Iran's brinkmanship: not just Lebanon
There are indications that Iran, in line with its policy of controlled brinkmanship, has been resisting any drift towards a settlement between Sunni and Shiite groups in Iraq, presumably in order to make Iraq uncontrollable by the US. The Iranian leadership probably perceives the growing weakness of the Bush Administration and had decided that it is time to start forcing the US military out of Iraq. The Iraqi government re-launched its reconciliation efforts in August, but it is obvious that there are disagreements within it with regard to whom should be allowed to take part in them. Prime Minister Al Maliki is inclined to exclude resistance fighters, while Parliament speaker al-Mashadani, a Sunni, is in favour of including them. 

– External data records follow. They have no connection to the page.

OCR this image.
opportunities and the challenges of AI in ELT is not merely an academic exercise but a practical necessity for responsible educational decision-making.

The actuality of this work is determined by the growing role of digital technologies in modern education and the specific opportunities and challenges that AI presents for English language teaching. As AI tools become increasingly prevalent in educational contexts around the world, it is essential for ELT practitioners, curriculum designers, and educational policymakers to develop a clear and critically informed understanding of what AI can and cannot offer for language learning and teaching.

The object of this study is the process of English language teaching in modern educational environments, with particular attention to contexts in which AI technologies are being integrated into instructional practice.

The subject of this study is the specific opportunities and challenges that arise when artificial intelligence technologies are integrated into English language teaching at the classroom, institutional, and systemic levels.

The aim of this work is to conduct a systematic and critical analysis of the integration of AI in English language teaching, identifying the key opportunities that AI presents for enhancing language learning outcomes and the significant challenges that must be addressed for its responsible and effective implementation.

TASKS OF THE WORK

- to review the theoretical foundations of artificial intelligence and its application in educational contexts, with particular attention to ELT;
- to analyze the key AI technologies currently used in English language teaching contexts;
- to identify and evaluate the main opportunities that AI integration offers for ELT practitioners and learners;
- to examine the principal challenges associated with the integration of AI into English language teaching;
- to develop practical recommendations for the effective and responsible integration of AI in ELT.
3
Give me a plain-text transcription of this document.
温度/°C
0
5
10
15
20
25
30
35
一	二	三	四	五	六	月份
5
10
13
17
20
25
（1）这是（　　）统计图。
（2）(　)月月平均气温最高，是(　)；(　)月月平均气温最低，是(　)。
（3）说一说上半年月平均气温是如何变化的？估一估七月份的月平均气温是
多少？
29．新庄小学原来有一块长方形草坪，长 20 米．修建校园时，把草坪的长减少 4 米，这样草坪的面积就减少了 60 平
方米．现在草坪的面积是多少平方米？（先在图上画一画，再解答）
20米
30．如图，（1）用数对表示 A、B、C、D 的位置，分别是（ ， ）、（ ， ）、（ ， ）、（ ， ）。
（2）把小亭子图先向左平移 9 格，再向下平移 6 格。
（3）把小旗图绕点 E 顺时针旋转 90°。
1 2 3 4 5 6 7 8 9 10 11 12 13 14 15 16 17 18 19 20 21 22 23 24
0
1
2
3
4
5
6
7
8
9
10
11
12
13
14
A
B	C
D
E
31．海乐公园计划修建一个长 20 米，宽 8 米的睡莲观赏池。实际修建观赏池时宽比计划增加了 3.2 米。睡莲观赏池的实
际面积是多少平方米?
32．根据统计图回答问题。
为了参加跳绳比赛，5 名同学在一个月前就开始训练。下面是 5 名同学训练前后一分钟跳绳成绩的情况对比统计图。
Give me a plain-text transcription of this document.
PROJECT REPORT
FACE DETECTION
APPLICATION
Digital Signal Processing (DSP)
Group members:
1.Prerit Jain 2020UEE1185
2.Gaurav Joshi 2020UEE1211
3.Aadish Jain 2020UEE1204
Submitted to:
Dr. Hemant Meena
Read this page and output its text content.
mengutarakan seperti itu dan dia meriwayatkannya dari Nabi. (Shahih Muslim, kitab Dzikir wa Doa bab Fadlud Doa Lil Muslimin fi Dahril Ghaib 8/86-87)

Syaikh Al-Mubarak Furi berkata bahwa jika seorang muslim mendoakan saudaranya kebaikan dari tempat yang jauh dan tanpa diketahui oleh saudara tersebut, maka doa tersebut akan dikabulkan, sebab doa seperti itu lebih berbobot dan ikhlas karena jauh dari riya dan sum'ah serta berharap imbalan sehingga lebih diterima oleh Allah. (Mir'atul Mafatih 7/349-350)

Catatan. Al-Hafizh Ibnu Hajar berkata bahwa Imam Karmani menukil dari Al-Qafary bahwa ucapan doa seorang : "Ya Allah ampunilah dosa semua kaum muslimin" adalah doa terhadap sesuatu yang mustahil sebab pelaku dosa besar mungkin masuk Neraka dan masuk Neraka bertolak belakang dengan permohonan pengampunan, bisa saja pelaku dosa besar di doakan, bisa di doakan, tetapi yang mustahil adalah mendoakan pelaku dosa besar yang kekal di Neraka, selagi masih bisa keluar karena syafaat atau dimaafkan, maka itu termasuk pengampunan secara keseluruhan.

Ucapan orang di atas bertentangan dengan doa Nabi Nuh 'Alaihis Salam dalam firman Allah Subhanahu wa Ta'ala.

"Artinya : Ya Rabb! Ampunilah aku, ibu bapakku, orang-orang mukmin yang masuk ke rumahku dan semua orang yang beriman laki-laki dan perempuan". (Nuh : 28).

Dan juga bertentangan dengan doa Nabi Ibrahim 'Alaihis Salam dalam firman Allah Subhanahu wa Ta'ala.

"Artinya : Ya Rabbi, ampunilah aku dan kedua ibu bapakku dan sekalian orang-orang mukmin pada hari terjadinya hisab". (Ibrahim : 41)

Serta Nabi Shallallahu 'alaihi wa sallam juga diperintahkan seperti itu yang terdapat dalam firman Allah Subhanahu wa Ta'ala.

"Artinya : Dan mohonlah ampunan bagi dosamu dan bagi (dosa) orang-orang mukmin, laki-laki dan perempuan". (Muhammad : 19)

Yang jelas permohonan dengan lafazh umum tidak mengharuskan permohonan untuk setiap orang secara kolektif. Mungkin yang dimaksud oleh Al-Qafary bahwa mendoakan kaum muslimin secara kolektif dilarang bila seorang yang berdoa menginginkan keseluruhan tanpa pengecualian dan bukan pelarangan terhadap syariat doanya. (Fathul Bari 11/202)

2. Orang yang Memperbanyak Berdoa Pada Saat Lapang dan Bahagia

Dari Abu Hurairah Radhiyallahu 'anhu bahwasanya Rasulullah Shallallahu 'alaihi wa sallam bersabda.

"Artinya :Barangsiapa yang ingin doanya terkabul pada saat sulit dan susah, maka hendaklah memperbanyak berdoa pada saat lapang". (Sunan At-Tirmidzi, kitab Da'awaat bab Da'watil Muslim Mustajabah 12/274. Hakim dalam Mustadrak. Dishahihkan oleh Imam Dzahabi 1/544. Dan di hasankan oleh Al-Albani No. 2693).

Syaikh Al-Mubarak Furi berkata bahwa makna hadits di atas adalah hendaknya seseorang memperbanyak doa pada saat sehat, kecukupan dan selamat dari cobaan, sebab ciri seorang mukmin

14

The continuing slide towards civil war is causing its first victim among the cabinet members, with reports that the replacement of Interior Minister Al-Bolani is imminent. He is accused of having been unable to control the violence and has been in charge for just two months. The move might be an attempt by SCIRI to regain control of the Ministry, which is essential to its strategy of incorporating its party militias into the police. The growing inter-Shiite rift is also evidenced by the resignation of three ministers (Transport, Tourism and Provinces) between the end of June and the end of July, all supporters of Muqtada As-sadr. As-sadr is likely positioning himself to capitalise on the unpopularity of the government, within which his influence was in any case weak and limited to junior ministerial portfolios. He has of course been a consistent opponent of the US presence in Iraq and it is not improbable that he, more than other Shiite groupings is closer to Iran who arm and perhaps finance his faction. We have long considered that he sees himself as the future leader of this nation and that all his actions are about leading to that destination. A Muqtada government with its violent religious make-up might tend to make Saddam Hussein look like a liberal!